De wettelijk geregelde onafhankelijkheid van cliëntondersteuning staat onder druk.
Cliëntondersteuners ervaren steeds vaker dat ze ‘niet autonoom’ kunnen werken.
Belangen van de gemeente, het zorgkantoor of zorgaanbieders krijgen vaak voorrang en beperken hun onafhankelijke positie, blijkt uit recent onderzoek van beroepsvereniging BCMB onder ruim tweehonderd ondersteuners.
Eén op de drie respondenten in het onderzoek ervaart ‘druk vanuit de werkomgeving’ als het gaat om hun inzet bij de Wet maatschappelijk ondersteuning (Wmo).
Dit komt overeen met de reacties van cliëntondersteuners die werken met de Wet langdurige zorg (Wlz).
Ook hierbij ervaart een derde van de cliëntondersteuners problemen met hun onafhankelijkheid.
Onafhankelijkheid is de kern.
‘Die uitkomsten zijn verontrustend, want onafhankelijkheid is noodzakelijk en daarom juist vastgelegd in de Wmo en de Wlz.
Onafhankelijkheid is een kernwaarde en noodzakelijk om daadwerkelijk naast de burger te staan en zijn belangen te behartigen.

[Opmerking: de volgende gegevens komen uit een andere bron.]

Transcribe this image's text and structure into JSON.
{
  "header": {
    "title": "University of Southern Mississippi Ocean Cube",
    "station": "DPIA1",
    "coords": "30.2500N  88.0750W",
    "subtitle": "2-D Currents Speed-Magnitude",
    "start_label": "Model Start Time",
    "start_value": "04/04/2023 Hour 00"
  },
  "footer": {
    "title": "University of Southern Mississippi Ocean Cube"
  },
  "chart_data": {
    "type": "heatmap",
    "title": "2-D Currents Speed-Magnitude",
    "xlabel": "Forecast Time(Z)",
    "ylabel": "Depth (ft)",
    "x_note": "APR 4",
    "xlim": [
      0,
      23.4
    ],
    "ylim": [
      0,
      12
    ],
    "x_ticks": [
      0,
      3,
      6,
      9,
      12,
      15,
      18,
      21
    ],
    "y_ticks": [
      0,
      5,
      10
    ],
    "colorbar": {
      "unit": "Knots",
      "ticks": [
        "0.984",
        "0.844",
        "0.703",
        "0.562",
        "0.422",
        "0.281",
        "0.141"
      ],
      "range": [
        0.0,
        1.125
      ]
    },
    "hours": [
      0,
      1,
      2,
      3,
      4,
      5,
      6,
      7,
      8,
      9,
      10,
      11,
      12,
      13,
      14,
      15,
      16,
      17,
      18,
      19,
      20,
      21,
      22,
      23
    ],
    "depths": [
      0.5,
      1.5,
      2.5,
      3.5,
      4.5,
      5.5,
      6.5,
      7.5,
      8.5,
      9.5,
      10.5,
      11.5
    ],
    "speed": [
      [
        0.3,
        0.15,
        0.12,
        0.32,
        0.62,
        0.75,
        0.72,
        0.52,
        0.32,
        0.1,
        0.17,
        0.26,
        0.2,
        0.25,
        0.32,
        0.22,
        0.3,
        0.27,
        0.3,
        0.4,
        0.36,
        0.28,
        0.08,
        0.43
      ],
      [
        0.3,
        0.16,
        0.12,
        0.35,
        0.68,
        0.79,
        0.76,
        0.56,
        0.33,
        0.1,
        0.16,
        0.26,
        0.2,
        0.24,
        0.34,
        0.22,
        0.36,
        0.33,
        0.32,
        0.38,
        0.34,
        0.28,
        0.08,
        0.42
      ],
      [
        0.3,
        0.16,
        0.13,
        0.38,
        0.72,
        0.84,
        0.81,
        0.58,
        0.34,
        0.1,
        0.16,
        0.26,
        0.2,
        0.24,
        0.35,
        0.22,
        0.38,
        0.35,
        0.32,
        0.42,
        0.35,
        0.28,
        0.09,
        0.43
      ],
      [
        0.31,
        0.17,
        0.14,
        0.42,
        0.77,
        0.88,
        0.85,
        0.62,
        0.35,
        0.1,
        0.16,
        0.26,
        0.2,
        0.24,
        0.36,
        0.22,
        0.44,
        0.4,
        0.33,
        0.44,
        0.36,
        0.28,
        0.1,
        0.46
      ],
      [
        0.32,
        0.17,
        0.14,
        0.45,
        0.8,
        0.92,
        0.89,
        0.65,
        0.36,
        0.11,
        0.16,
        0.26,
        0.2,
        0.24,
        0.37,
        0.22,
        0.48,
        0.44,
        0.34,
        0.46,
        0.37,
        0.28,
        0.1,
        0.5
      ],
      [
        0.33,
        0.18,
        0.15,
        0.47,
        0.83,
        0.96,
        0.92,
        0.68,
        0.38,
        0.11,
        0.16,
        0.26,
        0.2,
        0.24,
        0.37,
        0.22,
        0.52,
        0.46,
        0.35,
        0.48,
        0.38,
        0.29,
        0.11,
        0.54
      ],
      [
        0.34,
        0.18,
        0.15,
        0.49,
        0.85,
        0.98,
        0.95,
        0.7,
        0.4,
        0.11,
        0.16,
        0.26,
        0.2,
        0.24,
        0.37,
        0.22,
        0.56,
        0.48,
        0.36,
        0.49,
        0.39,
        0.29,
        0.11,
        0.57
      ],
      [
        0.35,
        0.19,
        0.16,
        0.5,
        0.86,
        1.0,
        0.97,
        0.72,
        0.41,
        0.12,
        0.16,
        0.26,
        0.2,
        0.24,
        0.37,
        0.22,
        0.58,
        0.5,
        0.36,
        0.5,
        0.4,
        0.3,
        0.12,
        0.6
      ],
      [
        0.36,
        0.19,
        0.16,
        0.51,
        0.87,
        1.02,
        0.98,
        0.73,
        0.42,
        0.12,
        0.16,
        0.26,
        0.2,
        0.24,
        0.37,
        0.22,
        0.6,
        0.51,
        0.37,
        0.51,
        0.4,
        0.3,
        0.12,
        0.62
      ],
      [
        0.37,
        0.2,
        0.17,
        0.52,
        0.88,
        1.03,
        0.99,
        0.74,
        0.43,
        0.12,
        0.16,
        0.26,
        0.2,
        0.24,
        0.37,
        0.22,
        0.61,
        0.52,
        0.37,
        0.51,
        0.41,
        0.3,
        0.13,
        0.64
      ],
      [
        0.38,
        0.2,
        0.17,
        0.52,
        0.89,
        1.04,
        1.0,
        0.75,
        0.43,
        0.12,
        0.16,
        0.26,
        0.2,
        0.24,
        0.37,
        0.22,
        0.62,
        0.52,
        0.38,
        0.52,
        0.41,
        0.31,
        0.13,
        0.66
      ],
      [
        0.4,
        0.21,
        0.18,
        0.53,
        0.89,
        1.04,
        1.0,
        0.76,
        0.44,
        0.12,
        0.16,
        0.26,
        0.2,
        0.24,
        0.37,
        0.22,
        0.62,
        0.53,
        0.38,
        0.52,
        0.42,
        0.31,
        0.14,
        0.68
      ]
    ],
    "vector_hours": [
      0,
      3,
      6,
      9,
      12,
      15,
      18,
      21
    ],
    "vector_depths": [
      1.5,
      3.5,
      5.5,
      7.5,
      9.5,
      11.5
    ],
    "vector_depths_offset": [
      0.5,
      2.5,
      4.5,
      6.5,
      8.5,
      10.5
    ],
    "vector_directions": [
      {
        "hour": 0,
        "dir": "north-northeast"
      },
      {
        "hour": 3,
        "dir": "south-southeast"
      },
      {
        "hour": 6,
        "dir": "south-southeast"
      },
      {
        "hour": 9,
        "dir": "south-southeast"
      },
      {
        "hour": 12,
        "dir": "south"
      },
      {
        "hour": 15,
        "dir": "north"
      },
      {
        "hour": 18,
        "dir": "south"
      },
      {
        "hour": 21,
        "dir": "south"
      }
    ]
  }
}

Die kernwaarde mag niet onder druk staan’, reageert BCMB.
Financiële belangen.
Cliëntondersteuners helpen mensen met een zorg- of hulpvraag de weg te vinden in het woud aan regelingen voor zorg en welzijn.
Ze moeten daarbij onafhankelijk – vanuit het belang van de zorgvrager – kunnen denken en werken.
Uitgangspunt is dat de cliëntondersteuner er is om samen met mensen helder te krijgen wat er nodig is aan zorg en ondersteuning en om te bekijken hoe dat het beste geregeld kan worden.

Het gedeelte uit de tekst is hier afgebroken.